バックキャスティング

皆さん
ものごとを考えていくとき
どのようにしていますか?

目的を達するためにとかです。

別に日本や世界の未来を…
とかじゃなくて良いんですよ。

自分の将来とか
自分の所属するチームのレベルではどうしてますか?

学校ではこういうノウハウは教えませんね。
普通は。

今まで多くの学生と話してみましたが
どうやら特別何か工夫をしているケースは少ないですね。
あまり意識していない。

そうだな
どんな例を挙げましょうか。

「レーシングカーを作ってみよう!」
というのはどうでしょう。

こういう普通はよく分からないものが良いかもしれませんね。
夢工房では日頃やっていることだから説明しやすいし。

多くはこんなふうに進めようとします。

「そうか、レーシングカーか。
速い車だな。
じゃぁ、まずは車ってどんなものか調べよう!
最初は基本原理だ!」

ってな感じで
基本の基本から調べていきます。
続いて応用技術とか材料とか
製造方法とか…
延々と続きます。
時間がどんどん過ぎていきます。

ある程度知識が付いてきたところで
いい加減時間が無くなってきたので
ボチボチどんな車にするか考え始めましょうか。

「さて、じゃぁ、今の自分たちの知っている範囲で
自分たちができる範囲で…」

はい。
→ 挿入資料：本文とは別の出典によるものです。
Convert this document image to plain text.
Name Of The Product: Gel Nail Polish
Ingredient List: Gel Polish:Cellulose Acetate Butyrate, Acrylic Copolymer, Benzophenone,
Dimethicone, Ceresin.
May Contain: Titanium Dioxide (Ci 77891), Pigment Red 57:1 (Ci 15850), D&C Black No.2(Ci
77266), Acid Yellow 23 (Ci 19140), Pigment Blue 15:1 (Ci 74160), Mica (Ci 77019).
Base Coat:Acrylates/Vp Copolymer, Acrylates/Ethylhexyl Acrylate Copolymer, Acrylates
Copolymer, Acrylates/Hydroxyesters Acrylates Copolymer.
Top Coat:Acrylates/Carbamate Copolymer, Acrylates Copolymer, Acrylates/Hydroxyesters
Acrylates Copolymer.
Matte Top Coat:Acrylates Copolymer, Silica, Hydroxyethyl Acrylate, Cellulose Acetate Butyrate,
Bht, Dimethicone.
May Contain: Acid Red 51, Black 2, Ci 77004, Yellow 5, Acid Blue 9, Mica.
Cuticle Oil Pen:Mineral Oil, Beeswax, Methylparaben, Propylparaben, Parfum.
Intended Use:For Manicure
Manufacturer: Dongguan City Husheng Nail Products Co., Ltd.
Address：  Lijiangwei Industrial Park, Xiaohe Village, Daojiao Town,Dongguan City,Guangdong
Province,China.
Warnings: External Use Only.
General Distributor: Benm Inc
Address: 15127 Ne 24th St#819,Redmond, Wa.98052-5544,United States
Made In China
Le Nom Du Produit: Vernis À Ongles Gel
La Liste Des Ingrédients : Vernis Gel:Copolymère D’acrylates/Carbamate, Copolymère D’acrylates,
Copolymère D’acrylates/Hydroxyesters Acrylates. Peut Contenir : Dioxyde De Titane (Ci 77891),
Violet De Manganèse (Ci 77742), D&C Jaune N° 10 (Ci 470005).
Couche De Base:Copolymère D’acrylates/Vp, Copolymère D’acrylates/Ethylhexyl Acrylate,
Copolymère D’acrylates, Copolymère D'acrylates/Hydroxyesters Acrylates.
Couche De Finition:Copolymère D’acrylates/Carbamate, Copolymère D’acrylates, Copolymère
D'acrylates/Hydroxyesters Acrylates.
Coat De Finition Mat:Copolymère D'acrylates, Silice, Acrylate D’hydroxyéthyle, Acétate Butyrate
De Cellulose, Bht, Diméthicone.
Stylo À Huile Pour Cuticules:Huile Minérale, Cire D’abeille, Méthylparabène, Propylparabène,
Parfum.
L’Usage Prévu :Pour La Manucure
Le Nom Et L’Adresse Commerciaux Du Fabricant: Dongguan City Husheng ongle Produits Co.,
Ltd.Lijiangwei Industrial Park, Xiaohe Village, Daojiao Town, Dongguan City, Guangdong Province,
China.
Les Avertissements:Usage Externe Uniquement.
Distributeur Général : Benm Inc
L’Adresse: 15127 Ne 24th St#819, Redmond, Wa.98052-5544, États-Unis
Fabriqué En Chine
もうダメです。

この時点で、何をどうすればどんな車になるのか
そもそも速いってどういうことかすら分かりません。

そう。
最初の時点で
現状の自分達のパフォーマンスをベースに積み上げた時点で
結末は見えていたのです。

一見、基本的なことの積み上げは堅実な方法に思えます。
しかし実は
積み上げた先がどこに向いていくか
そもそも何を積み上げるべきか
それすら分からずに積み上げている場合が多いのです。

「積み上げ」の場合は、ゴールが曖昧になってしまったり
ゴールまでの距離感が掴めないことが問題です。

ではどうするべきか。

夢工房では、日常的に使っている思考法「バックキャスティング」と
「戦略の階層」のピラミッドを使って
こんな感じに進めます。
(かなり大雑把な説明で申し訳ありません)

「レーシングカーを作ってみよう!」

というお題が出された時点で
決めるべきことはゴール
「勝つこと」です。

あなたの経験値がどうなのかは関係ない。
今、この瞬間にできることをやるわけではないのだから良いのです。
チャレンジってそういうもんです。
ゴールに合わせて成長すれば良いのです。

逆に、今できること
控えめなことをゴールとするなら
何でできることをわざわざやるのに
労力を払わないといけないんだ?
時間やらお金を使わないといけないんだ?
ということになりませんか?

では次の段階です。
ゴール達成の方法を考えましょう。

「速いってどういうことなんだ?」
ということを明らかにして
「そのためにどんな戦略が必要か?」
を考えて
「どんな車にするのか」
「それには何が必要か」
を順に決めていき
戦略のピラミッドを作ります。
もちろんこの時点で
相応の調査や学びが必要です。

この過程で
色々と問題が出てきます。

学生の活動であれば
環境とか、器材とか、予算とか
多くの場合は必要なリソースが問題になりがちですね。
あとは知識かな。

これらに関しても
現状をベースに決めてはいけません。
どうやってそれらを手に入れるかを考えましょう。

なので、それぞれの不足しているリソースについても
同様にゴールを設定して戦略を考えるのです。
戦略のピラミッドの中に小さなピラミッドが入っているイメージです。

こんなふうに考えて
ピラミッドをいじって調整していくと
大抵は何かしらのトレードオフにぶち当たります。

それは時間だったり予算だったりします。
どうしても手に入らない何かだったり。

なので、必要に応じて計画を段階的にしてみたり
用いる技術を変えてみたりして調整します。
必要に応じて戦略を立て直したりしてグルグルします。

このように考えて計画を成立させましょう。
そうしたら、あとはやるだけ。

しかし、現実には未経験の学生がやるわけですから
思い通りに行かないことも多くて
失速してしまうこともあります。

「バックキャスティング」の場合は、やるべきことが明確になりますが
負荷が大きいことが問題になりがちです。

なのでパッションが超重要!

大抵は、経験値とか、気持ちの部分とか、考え方が原因になるのですが
それはそれで大いに意味があります。

だって、それをどうすべきかが分かれば
どうやってそれらを成長させるかを考えれば良いのですから
そこに新しいチャレンジのネタが生まれるのです。

そんなことを在学中に繰り返す学生達の成長は凄まじいものがあります。

夢工房なりの「技術は人なり」の具現化は、こんなふうにやっています。